DELT(Data Efficacy in LM Training)

Search documents
调整训练数据出场顺序,大模型就能变聪明!无需扩大模型/数据规模
量子位· 2025-09-06 04:21
Core Viewpoint - The article emphasizes the importance of data organization order in language model training, introducing a new paradigm called DELT (Data Efficacy in LM Training) that enhances model performance without increasing data volume or model size [1][3][11]. Group 1: Data Efficiency vs.

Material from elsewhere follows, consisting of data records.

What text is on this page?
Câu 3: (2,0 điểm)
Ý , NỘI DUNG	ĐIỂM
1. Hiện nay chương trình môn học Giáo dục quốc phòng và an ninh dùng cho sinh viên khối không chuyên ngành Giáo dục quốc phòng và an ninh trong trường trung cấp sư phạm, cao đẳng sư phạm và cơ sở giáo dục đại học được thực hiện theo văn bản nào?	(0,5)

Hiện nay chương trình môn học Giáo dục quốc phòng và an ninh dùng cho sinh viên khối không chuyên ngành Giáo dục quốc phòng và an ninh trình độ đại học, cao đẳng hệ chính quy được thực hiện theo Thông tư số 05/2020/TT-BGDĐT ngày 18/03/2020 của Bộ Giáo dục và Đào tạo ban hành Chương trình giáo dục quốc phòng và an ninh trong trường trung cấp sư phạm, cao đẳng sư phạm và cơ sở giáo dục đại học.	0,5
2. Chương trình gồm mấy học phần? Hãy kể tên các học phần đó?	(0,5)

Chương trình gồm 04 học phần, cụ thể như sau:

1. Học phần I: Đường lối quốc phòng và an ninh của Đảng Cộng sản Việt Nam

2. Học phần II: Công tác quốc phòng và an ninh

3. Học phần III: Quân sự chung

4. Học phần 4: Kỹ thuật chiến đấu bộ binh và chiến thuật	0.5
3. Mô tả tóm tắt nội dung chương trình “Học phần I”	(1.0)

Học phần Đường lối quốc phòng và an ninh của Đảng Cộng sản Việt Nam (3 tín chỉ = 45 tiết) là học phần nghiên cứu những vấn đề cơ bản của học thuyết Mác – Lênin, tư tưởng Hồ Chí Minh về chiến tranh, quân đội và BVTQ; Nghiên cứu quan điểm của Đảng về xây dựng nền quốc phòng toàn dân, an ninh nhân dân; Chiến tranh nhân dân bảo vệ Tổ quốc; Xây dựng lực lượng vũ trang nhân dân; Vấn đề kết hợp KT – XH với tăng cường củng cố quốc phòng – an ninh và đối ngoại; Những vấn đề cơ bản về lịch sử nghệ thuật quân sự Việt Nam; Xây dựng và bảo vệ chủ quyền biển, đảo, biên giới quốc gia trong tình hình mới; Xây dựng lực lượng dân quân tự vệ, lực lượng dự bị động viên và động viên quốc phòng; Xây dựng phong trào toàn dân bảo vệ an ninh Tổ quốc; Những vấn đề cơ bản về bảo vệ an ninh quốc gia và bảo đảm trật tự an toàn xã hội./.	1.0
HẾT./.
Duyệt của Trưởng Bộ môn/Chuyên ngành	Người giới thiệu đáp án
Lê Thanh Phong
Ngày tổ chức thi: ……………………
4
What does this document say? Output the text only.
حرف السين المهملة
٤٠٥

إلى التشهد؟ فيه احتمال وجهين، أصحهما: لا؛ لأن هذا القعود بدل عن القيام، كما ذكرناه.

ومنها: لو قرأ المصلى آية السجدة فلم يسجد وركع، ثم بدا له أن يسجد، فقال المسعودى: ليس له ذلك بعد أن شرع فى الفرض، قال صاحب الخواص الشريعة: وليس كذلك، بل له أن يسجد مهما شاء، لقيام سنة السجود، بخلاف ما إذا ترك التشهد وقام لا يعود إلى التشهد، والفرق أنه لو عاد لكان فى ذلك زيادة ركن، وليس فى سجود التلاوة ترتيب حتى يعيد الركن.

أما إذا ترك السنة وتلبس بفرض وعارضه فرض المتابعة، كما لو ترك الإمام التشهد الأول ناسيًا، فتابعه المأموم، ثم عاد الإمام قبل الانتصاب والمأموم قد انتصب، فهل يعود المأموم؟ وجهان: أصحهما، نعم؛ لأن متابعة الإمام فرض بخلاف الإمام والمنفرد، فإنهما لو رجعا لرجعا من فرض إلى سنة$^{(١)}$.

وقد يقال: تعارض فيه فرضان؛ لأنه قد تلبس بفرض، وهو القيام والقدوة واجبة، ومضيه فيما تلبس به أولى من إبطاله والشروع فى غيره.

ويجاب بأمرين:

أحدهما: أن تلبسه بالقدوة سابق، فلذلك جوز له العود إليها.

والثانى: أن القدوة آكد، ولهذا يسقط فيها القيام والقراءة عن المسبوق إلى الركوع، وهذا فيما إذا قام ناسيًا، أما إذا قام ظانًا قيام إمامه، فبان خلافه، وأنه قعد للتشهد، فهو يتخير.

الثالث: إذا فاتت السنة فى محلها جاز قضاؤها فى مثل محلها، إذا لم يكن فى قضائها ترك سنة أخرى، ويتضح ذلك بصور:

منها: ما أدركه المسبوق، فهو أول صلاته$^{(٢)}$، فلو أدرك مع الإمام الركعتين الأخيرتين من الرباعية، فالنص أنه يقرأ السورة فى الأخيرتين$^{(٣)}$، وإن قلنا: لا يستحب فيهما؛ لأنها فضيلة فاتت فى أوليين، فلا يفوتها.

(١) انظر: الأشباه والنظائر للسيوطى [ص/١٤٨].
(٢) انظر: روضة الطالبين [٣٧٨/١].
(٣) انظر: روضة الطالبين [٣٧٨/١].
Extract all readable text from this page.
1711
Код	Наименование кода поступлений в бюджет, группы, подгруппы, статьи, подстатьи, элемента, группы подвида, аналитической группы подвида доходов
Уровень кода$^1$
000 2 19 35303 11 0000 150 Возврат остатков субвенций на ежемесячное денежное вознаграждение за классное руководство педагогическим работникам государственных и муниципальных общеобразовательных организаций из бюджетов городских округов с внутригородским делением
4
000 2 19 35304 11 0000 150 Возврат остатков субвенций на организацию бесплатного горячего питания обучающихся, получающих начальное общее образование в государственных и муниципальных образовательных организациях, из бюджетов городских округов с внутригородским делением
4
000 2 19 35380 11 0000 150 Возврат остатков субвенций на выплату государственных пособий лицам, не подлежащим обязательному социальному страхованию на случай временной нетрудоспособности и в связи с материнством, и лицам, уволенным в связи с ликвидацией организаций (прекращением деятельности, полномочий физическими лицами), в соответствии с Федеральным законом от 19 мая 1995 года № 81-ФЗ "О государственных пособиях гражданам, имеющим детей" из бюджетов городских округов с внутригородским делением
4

Data Efficacy - Data efficiency focuses on improving model training efficiency through data selection, while data efficacy enhances model performance through data organization, which has been largely overlooked [5][6][15]. - The analogy of cooking is used to illustrate that data efficiency is like selecting fresh ingredients, whereas data efficacy is akin to a chef timing the addition of spices to maximize flavor [7]. Group 2: Importance of Data Organization - The sequence of training samples is crucial, as modern language models often undergo limited training cycles, making the order of data presentation significantly impactful [9][10]. - The DELT paradigm aims to fully exploit the potential of training data by introducing data sorting strategies, leading to improved efficiency and efficacy [11][13]. Group 3: DELT Paradigm Components - DELT integrates three core components: data scoring, data selection, and data ordering, where data scoring assigns scores based on attributes like difficulty and quality [19][20]. - A novel folding ordering method is proposed to enhance data efficacy by preventing model forgetting and ensuring balanced data distribution [23][27]. Group 4: Performance Results - The DELT paradigm has shown significant performance improvements across various model sizes and data scales, outperforming conventional methods in multiple evaluation metrics [28]. - For instance, with a model size of 1 billion, DELT achieved an average score of 39.17% compared to 37.77% for conventional methods [28]. Group 5: Implications for AI Training - DELT provides a new perspective for data-centric AI, suggesting that AI training should adopt personalized and structured learning approaches similar to human education practices [29][30].